In this age of intensified distraction, it’s hard to find time and space to concentrate on one specific thing to any significant degree. Yet if you want to be more productive, you need to focus, which requires both intention and discipline.
Productivity means different things to different people, but we all know what we need and want to accomplish. It just seems we are often stymied in our attempts due to the hyper-connected world in which we live. The solution is to deliberately manage your attention.
Take a look at just a few of the distractions in our workday:
- We look at our cellphone on average 80 times a day (Millennials 150 times each day!)
- We check email on average 88 times each day (11 times per hour)

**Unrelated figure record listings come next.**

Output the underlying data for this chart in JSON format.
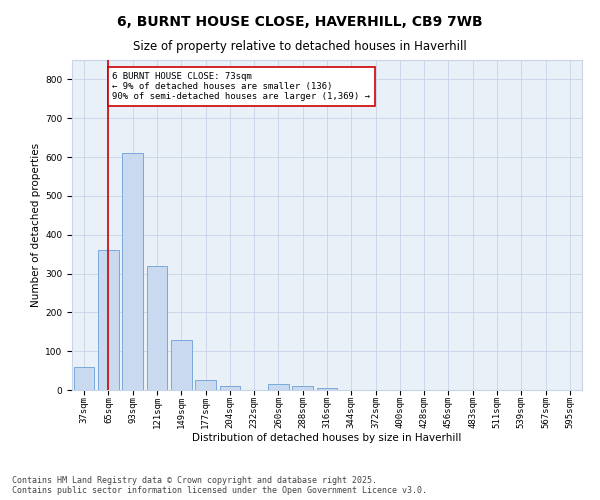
{
  "title": "6, BURNT HOUSE CLOSE, HAVERHILL, CB9 7WB",
  "subtitle": "Size of property relative to detached houses in Haverhill",
  "xlabel": "Distribution of detached houses by size in Haverhill",
  "ylabel": "Number of detached properties",
  "bar_labels": [
    "37sqm",
    "65sqm",
    "93sqm",
    "121sqm",
    "149sqm",
    "177sqm",
    "204sqm",
    "232sqm",
    "260sqm",
    "288sqm",
    "316sqm",
    "344sqm",
    "372sqm",
    "400sqm",
    "428sqm",
    "456sqm",
    "483sqm",
    "511sqm",
    "539sqm",
    "567sqm",
    "595sqm"
  ],
  "bar_values": [
    60,
    360,
    610,
    320,
    130,
    25,
    10,
    0,
    15,
    10,
    5,
    0,
    0,
    0,
    0,
    0,
    0,
    0,
    0,
    0,
    0
  ],
  "bar_color": "#c9d9f0",
  "bar_edge_color": "#6a9fd8",
  "vline_x": 1.0,
  "vline_color": "#cc0000",
  "annotation_text": "6 BURNT HOUSE CLOSE: 73sqm\n← 9% of detached houses are smaller (136)\n90% of semi-detached houses are larger (1,369) →",
  "annotation_box_color": "#ffffff",
  "annotation_box_edge": "#cc0000",
  "ylim": [
    0,
    850
  ],
  "yticks": [
    0,
    100,
    200,
    300,
    400,
    500,
    600,
    700,
    800
  ],
  "grid_color": "#c8d4e8",
  "background_color": "#eaf0f8",
  "footer_text": "Contains HM Land Registry data © Crown copyright and database right 2025.\nContains public sector information licensed under the Open Government Licence v3.0.",
  "title_fontsize": 10,
  "subtitle_fontsize": 8.5,
  "axis_label_fontsize": 7.5,
  "tick_fontsize": 6.5,
  "annotation_fontsize": 6.5,
  "footer_fontsize": 6
}
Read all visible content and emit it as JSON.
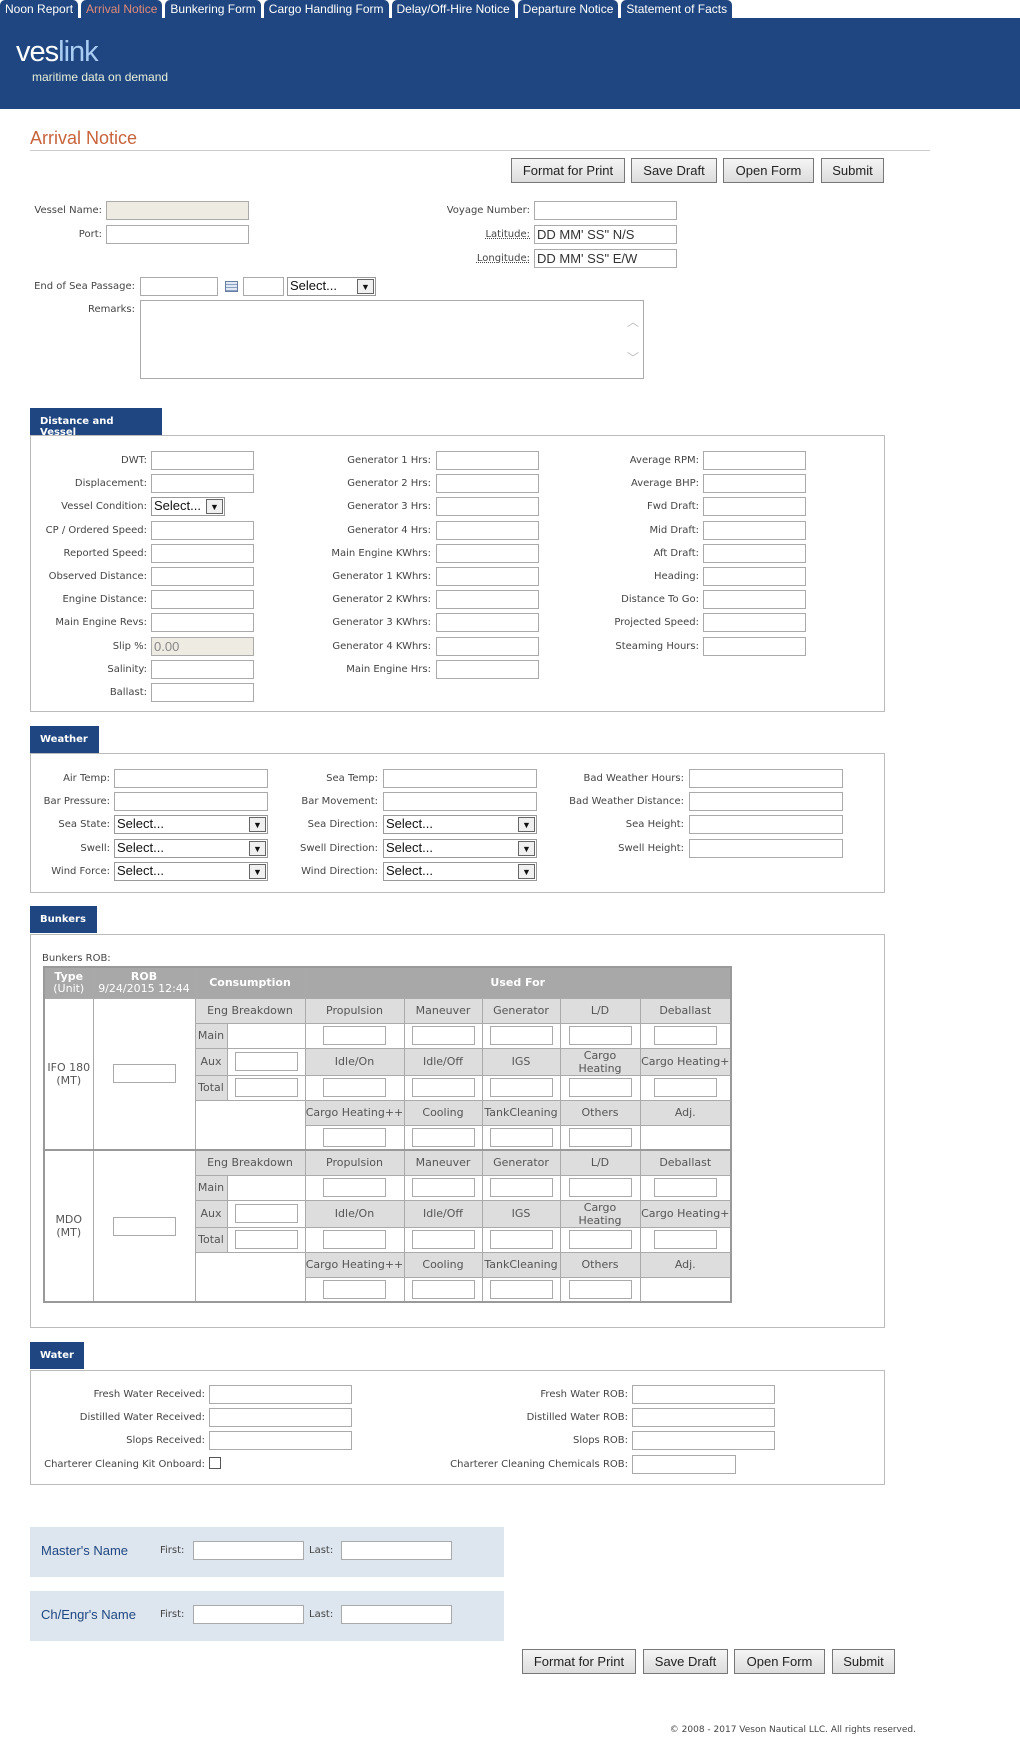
{
  "tabs": [
    "Noon Report",
    "Arrival Notice",
    "Bunkering Form",
    "Cargo Handling Form",
    "Delay/Off-Hire Notice",
    "Departure Notice",
    "Statement of Facts"
  ],
  "active_tab": "Arrival Notice",
  "logo": {
    "part1": "ves",
    "part2": "link",
    "tagline": "maritime data on demand"
  },
  "colors": {
    "brand": "#1f4680",
    "title": "#c8643c",
    "active_tab": "#e08a7a"
  },
  "page_title": "Arrival Notice",
  "buttons": {
    "format_for_print": "Format for Print",
    "save_draft": "Save Draft",
    "open_form": "Open Form",
    "submit": "Submit"
  },
  "top": {
    "vessel_name": "Vessel Name:",
    "port": "Port:",
    "voyage_number": "Voyage Number:",
    "latitude": "Latitude:",
    "latitude_placeholder": "DD MM' SS\" N/S",
    "longitude": "Longitude:",
    "longitude_placeholder": "DD MM' SS\" E/W",
    "end_of_sea_passage": "End of Sea Passage:",
    "select_default": "Select...",
    "remarks": "Remarks:"
  },
  "distance_vessel": {
    "title": "Distance and Vessel",
    "col1": [
      {
        "l": "DWT:"
      },
      {
        "l": "Displacement:"
      },
      {
        "l": "Vessel Condition:",
        "select": "Select..."
      },
      {
        "l": "CP / Ordered Speed:"
      },
      {
        "l": "Reported Speed:"
      },
      {
        "l": "Observed Distance:"
      },
      {
        "l": "Engine Distance:"
      },
      {
        "l": "Main Engine Revs:"
      },
      {
        "l": "Slip %:",
        "value": "0.00",
        "readonly": true
      },
      {
        "l": "Salinity:"
      },
      {
        "l": "Ballast:"
      }
    ],
    "col2": [
      {
        "l": "Generator 1 Hrs:"
      },
      {
        "l": "Generator 2 Hrs:"
      },
      {
        "l": "Generator 3 Hrs:"
      },
      {
        "l": "Generator 4 Hrs:"
      },
      {
        "l": "Main Engine KWhrs:"
      },
      {
        "l": "Generator 1 KWhrs:"
      },
      {
        "l": "Generator 2 KWhrs:"
      },
      {
        "l": "Generator 3 KWhrs:"
      },
      {
        "l": "Generator 4 KWhrs:"
      },
      {
        "l": "Main Engine Hrs:"
      }
    ],
    "col3": [
      {
        "l": "Average RPM:"
      },
      {
        "l": "Average BHP:"
      },
      {
        "l": "Fwd Draft:"
      },
      {
        "l": "Mid Draft:"
      },
      {
        "l": "Aft Draft:"
      },
      {
        "l": "Heading:"
      },
      {
        "l": "Distance To Go:"
      },
      {
        "l": "Projected Speed:"
      },
      {
        "l": "Steaming Hours:"
      }
    ]
  },
  "weather": {
    "title": "Weather",
    "col1": [
      {
        "l": "Air Temp:"
      },
      {
        "l": "Bar Pressure:"
      },
      {
        "l": "Sea State:",
        "select": "Select..."
      },
      {
        "l": "Swell:",
        "select": "Select..."
      },
      {
        "l": "Wind Force:",
        "select": "Select..."
      }
    ],
    "col2": [
      {
        "l": "Sea Temp:"
      },
      {
        "l": "Bar Movement:"
      },
      {
        "l": "Sea Direction:",
        "select": "Select..."
      },
      {
        "l": "Swell Direction:",
        "select": "Select..."
      },
      {
        "l": "Wind Direction:",
        "select": "Select..."
      }
    ],
    "col3": [
      {
        "l": "Bad Weather Hours:"
      },
      {
        "l": "Bad Weather Distance:"
      },
      {
        "l": "Sea Height:"
      },
      {
        "l": "Swell Height:"
      }
    ]
  },
  "bunkers": {
    "title": "Bunkers",
    "rob_label": "Bunkers ROB:",
    "headers": {
      "type": "Type",
      "unit": "(Unit)",
      "rob": "ROB",
      "rob_date": "9/24/2015 12:44",
      "consumption": "Consumption",
      "used_for": "Used For"
    },
    "eng_breakdown": "Eng Breakdown",
    "eng_rows": [
      "Main",
      "Aux",
      "Total"
    ],
    "used_row1": [
      "Propulsion",
      "Maneuver",
      "Generator",
      "L/D",
      "Deballast"
    ],
    "used_row2": [
      "Idle/On",
      "Idle/Off",
      "IGS",
      "Cargo Heating",
      "Cargo Heating+"
    ],
    "used_row3": [
      "Cargo Heating++",
      "Cooling",
      "TankCleaning",
      "Others",
      "Adj."
    ],
    "fuels": [
      {
        "name": "IFO 180",
        "unit": "(MT)"
      },
      {
        "name": "MDO",
        "unit": "(MT)"
      }
    ]
  },
  "water": {
    "title": "Water",
    "col1": [
      "Fresh Water Received:",
      "Distilled Water Received:",
      "Slops Received:",
      "Charterer Cleaning Kit Onboard:"
    ],
    "col2": [
      "Fresh Water ROB:",
      "Distilled Water ROB:",
      "Slops ROB:",
      "Charterer Cleaning Chemicals ROB:"
    ]
  },
  "masters_name": {
    "label": "Master's Name",
    "first": "First:",
    "last": "Last:"
  },
  "engineers_name": {
    "label": "Ch/Engr's Name",
    "first": "First:",
    "last": "Last:"
  },
  "footer": "© 2008 - 2017 Veson Nautical LLC. All rights reserved."
}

- Two-thirds (67%) of surveyed employees say they check social media while at work
- Some 58% of surveyed employees want more privacy in the open office environment
- And 54% said the open office environment is too distracting to concentrate
Even with the best of intentions, this combination of technology and environment make it difficult to focus on any given task. It should be no surprise then that the best way to manage our attention in order to concentrate is to first turn off all alerts (text, email, news, etc.) and create a quiet space where you won’t be interrupted.
Take Charge of Technology
With regard to technology, this means mustering up the discipline and courage to deliberately turn off all those alerts on both your computer and cellphone. It also means resisting the urge to constantly check email, news sites and social media. I know FOMO (fear of missing out) is intense, but I suspect you are currently unable to accomplish all that you want. Isn’t that more important than knowing the constant status of your virtual friends and followers?
Enter the Best Environment
If you work in an open office, this can be a challenge, but there are things you can do to make the best of it, such as using noise-cancelling headphones. You can also alert your colleagues of your intention to have “focus-time,” and that you would appreciate not being interrupted. Use a simple sign on your desk or cube to signal when you want this.
Ultimately, it’s up to you to declare your intention and develop the discipline in order to deliberately manage your attention.
According to Chris Bailey, author of Hyperfocus: How to be More Productive in a World of Distraction, directing your attention toward the most important object of your choosing—and then sustaining that attention—is the most consequential decision you will make throughout the day. Ultimately, you are what you pay attention to.
Bailey calls this attentional space the amount of mental capacity you have available to focus on and process things in the moment. He suggests the most important way to begin is to divide your tasks into the quadrants below. The bulleted items are mine; yours may be entirely different.
With regard to intention, Bailey recommends three intention-setting rules:
- The Rule of Three: Everyday choose three things you want to accomplish by the end of the day. Keep these very visible, such as on a white board. You can also choose three things you’d like to accomplish each week.
- Most Consequential: Determine which of the three is most consequential by separating them into the four quadrants: necessary, purposeful, distracting and unnecessary. Out of the necessary and purposeful lists, which has the potential to set off a chain reaction?
- Hourly Awareness Chime: Have a chime on your watch, cellphone or computer remind you to check in to see which quadrant you are in at that moment and whether you are following your intentions. (I know this is counter to “turn off your alerts” mentioned above, but this is important and purposely distracting for the right reason.)
By following these intention-setting rules you will go a long way to accomplishing more because your intention drives your attention.
When it comes to discipline, you will need to find the motivation to keep this method of operating present in your life. Take three weeks and implement it every day so it becomes a habit. Then reflect on whether this has made you more productive or not. Perhaps enlist your supervisor to provide his or her perspective and to keep you motivated and engaged.
You will likely need to alter your current behavior and show up differently. And while your colleagues may at first mock or sneer at what they may perceive as “anti-social” behavior, they will ultimately respect you for your ability to provide the boundaries necessary in helping you bring your best self to the workplace environment.
Be intentional about where you direct your attention so you can be more productive and reach more of your goals.